Back at the pond, the woman stared at the indent on the ground her foes had made as the blackish fire walls simmered down. 

"Do you think I'd let you get away that easily?" she grumbled as thunder echoed in the distance. "Your fate was sealed the moment I sensed you using god magic from the mountains."

She took a step forward, but was met with another opposition. By chance, the one that flitted above her this time was not mortal. The mythical being was cloaked in pearly white robes, which had two slits in the back where soft, feathery wings waved up and down.

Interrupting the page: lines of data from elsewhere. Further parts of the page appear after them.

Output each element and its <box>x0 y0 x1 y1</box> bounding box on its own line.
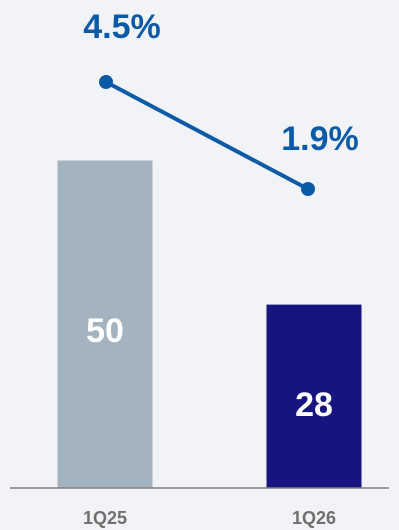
bars-group <box>57 160 362 488</box>
line-labels-group: 4.5% 1.9% <box>83 8 359 158</box>
category-label-1q25: 1Q25 <box>83 508 127 528</box>
line-series-path <box>105 80 309 191</box>
line-point-1q26 <box>301 182 315 196</box>
bar-value-label-1q25: 50 <box>86 312 124 350</box>
category-label-1q26: 1Q26 <box>292 508 336 528</box>
bar-value-label-1q26: 28 <box>295 386 333 424</box>
line-value-label-1q25: 4.5% <box>83 8 161 46</box>
bar-labels-group: 50 28 <box>86 312 333 424</box>
line-point-1q25 <box>99 75 113 89</box>
category-labels-group: 1Q25 1Q26 <box>83 508 336 528</box>
bar-1q25 <box>57 160 153 488</box>
line-value-label-1q26: 1.9% <box>281 120 359 158</box>
line-series-group <box>99 75 315 196</box>
bar-1q26 <box>266 304 362 488</box>
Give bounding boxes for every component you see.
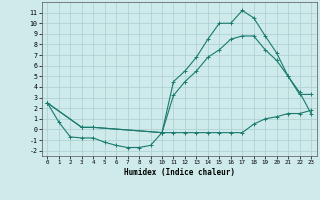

"So, you are the anomaly that's been wreaking havoc in the Southlands," the shiny being said, descending from the sky. He was draped in majestic white cloth, as one would expect from a divine being one step below the gods.

"Or perhaps not," the woman said, grinning madly. She was pleased with the gift that was presented to her. "What business have you here, angeeeeeel?"

"You're no deity, but you're not a mortal either, " the angel said, drawing his divine sword of light from his back. "I take it you're from the Moonless Terra?"

"So Zeus has caught wind?" the woman asked, drawing her own blade of darkness. 

"No," the angel said as he raised his golden blade above his head. "But he shall know when I present your corpse to him."

The sky split open, and a hundred glimmering swords fell like stars as an army of angels emerged from the clouds and descended upon the witch.

"Savor the words you speak, for they are the last you shall ever utter," she muttered as black energy swelled all around. "The end rushes forward faster than ever before."